Today I saw an astounding exhibit of the sculptures and paintings of Kehinde Wiley, art which, according to the catalog language, “confronts the silence surrounding systemic violence against Black people through the visual language of the fallen figure.” It was a deeply disturbing, gutting, gorgeous experience. Wiley is a master artist who is responding in a very personal way to the global (literally, given that he made this work in Africa, and is exhibiting it here in the U.S.) and finding a bridge where his personal vision channels and represents and reflects and challenges and illuminates and moves us.

I think most poets writing today are trying to find ways to engage with the world and all its pressures, while still staying loyal to the beautiful, whatever that means. All personal experience is authentic. If I am true to myself in my poems, I trust that others will locate themselves there too. But my job is not merely to be truthful. It is to contribute to the ever growing corpus of poetry that glows with an unearthly, magical authenticity that any human can recognize.

— One of your poems is titled “Rainer Maria Rilke.” Do you find yourself reading biographies of poets? Or rather, how do the lives/stories/works of past poets play into your understanding of your own work, or poetry more generally?

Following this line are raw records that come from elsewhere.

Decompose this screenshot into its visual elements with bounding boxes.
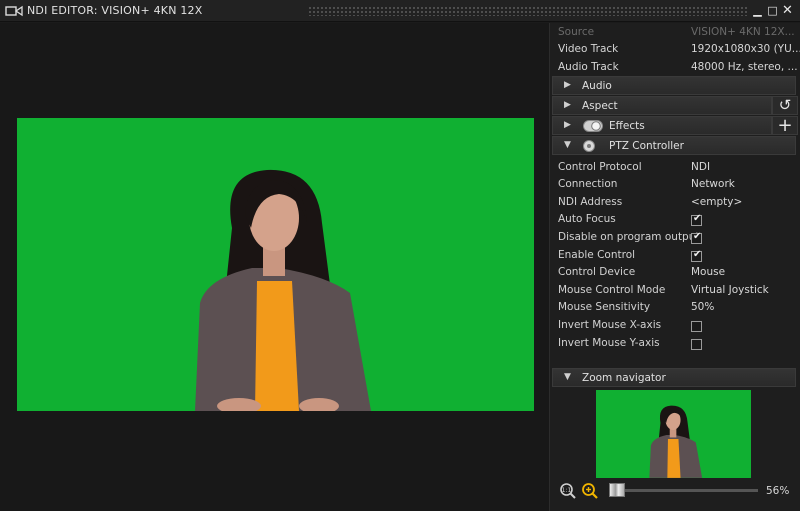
zoom-slider-thumb[interactable] [609, 483, 625, 497]
prop-mouse-control-mode: Mouse Control Mode Virtual Joystick [558, 284, 769, 296]
svg-text:1:1: 1:1 [562, 487, 572, 494]
presenter-image [17, 118, 534, 411]
check-icon: ✔ [693, 213, 702, 224]
prop-control-device: Control Device Mouse [558, 266, 726, 278]
prop-invert-y: Invert Mouse Y-axis [558, 337, 798, 354]
enable-control-checkbox[interactable]: ✔ [691, 249, 702, 262]
zoom-slider-track[interactable] [610, 489, 758, 492]
close-button[interactable]: ✕ [780, 3, 795, 18]
collapse-arrow-icon: ▼ [564, 140, 571, 150]
section-effects[interactable]: ▶ Effects [552, 116, 772, 135]
prop-mouse-sensitivity: Mouse Sensitivity 50% [558, 301, 715, 313]
preview-area [0, 23, 549, 511]
check-icon: ✔ [693, 249, 702, 260]
toggle-icon[interactable] [583, 120, 603, 132]
invert-x-checkbox[interactable] [691, 321, 702, 332]
zoom-fit-icon[interactable]: 1:1 [559, 482, 577, 500]
prop-ndi-address: NDI Address <empty> [558, 196, 743, 208]
maximize-button[interactable]: □ [765, 3, 780, 18]
zoom-in-icon[interactable] [581, 482, 599, 500]
disc-icon [583, 140, 595, 152]
title-bar: NDI EDITOR: VISION+ 4KN 12X ▁ □ ✕ [0, 0, 800, 22]
disable-on-program-checkbox[interactable]: ✔ [691, 231, 702, 244]
section-zoom-navigator[interactable]: ▼ Zoom navigator [552, 368, 796, 387]
expand-arrow-icon: ▶ [564, 100, 571, 110]
video-track-row: Video Track 1920x1080x30 (YU... [558, 43, 800, 55]
window-title: NDI EDITOR: VISION+ 4KN 12X [27, 4, 203, 17]
prop-auto-focus: Auto Focus ✔ [558, 213, 702, 226]
collapse-arrow-icon: ▼ [564, 372, 571, 382]
minimize-button[interactable]: ▁ [750, 3, 765, 18]
expand-arrow-icon: ▶ [564, 80, 571, 90]
add-effect-button[interactable]: + [772, 116, 798, 135]
source-row: Source VISION+ 4KN 12X... [558, 26, 795, 38]
section-ptz-controller[interactable]: ▼ PTZ Controller [552, 136, 796, 155]
section-audio[interactable]: ▶ Audio [552, 76, 796, 95]
invert-y-checkbox[interactable] [691, 339, 702, 350]
zoom-value: 56% [766, 485, 790, 497]
properties-panel: Source VISION+ 4KN 12X... Video Track 19… [549, 23, 800, 511]
camera-icon [5, 5, 23, 17]
auto-focus-checkbox[interactable]: ✔ [691, 213, 702, 226]
expand-arrow-icon: ▶ [564, 120, 571, 130]
reset-button[interactable]: ↺ [772, 96, 798, 115]
prop-enable-control: Enable Control ✔ [558, 249, 702, 262]
video-preview[interactable] [17, 118, 534, 411]
prop-control-protocol: Control Protocol NDI [558, 161, 711, 173]
zoom-navigator-thumbnail[interactable] [596, 390, 751, 478]
prop-disable-on-program: Disable on program output ✔ [558, 231, 702, 244]
check-icon: ✔ [693, 231, 702, 242]
prop-invert-x: Invert Mouse X-axis [558, 319, 798, 336]
section-aspect[interactable]: ▶ Aspect [552, 96, 772, 115]
prop-connection: Connection Network [558, 178, 735, 190]
title-drag-grip[interactable] [308, 6, 748, 16]
presenter-thumbnail [596, 390, 751, 478]
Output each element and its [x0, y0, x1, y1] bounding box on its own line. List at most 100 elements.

I do like biographies of poets. Of course it’s fascinating to hear how people survived, doing such a reckless thing with their lives as writing poetry. I like thinking about how a particular poet’s work is made up of everything that happened to them, all the objects and events around them, intermingled with thought. The way that nearly nameless feelings that we all more or less share find their way into the concrete, into the objects that happen to surround a person in history and circumstance. It’s amazing how these same feelings become at least partially concrete—how emotions and thoughts and experiences become stuff. And how we are able to recognize and relate to those specific actual symbols across vast distances of time and space, which, as Whitman writes, “avails not” … we feel him under our boot soles. This communion is the endless lure of poetry for me. And this is what I learn from the lives of poets. I see what they made of their lives, and it teaches me what I can make of mine.

Rilke is as much a poet of abstraction as of the concrete. When I read his especially abstract and conceptual passages, I often find myself understanding what he means on an emotional level without necessarily being able to explain what the actually sense of the sentence is. Which is why he can be such a dangerous example for emerging poets! The end of this poem is a glancing, summery reference to some lines from the Sonnets to Orpheus, which in Stephen Mitchell’s translation reads: “For among these winters there is one so endlessly winter / that only by wintering through it all will your heart survive.” I remember first reading those lines when I was just starting to write poetry and being completely thunderstruck. Which surely led to some bad writing. I am sort of mad at him in this poem, but it’s tender, because he was a true poet.

— If you could suggest one writing exercise to our readers, what would it be?

Think of a single word that intrigues you, and which you are not sure you know the full meaning of. Then take an hour or two to do as much research on it as you can, particularly from the Oxford English Dictionary, but going everywhere you can (preferably you are in an actual library when you are doing this), to find out everything you can about the word. Where did it come from, when was it first used, where does it most notably appear, what are all of its definitions? Take as many notes as you can, handwritten. Do this for at least an hour. Then write a poem with that word in the title, which should be at least 8 words long. Address someone directly in the first line. Write for one hour. You will have a draft. Put it away for one week. And then the real poem can begin.

Matthew Zapruder was interviewed by Emily Yaremchuk via email on May 8, 2023.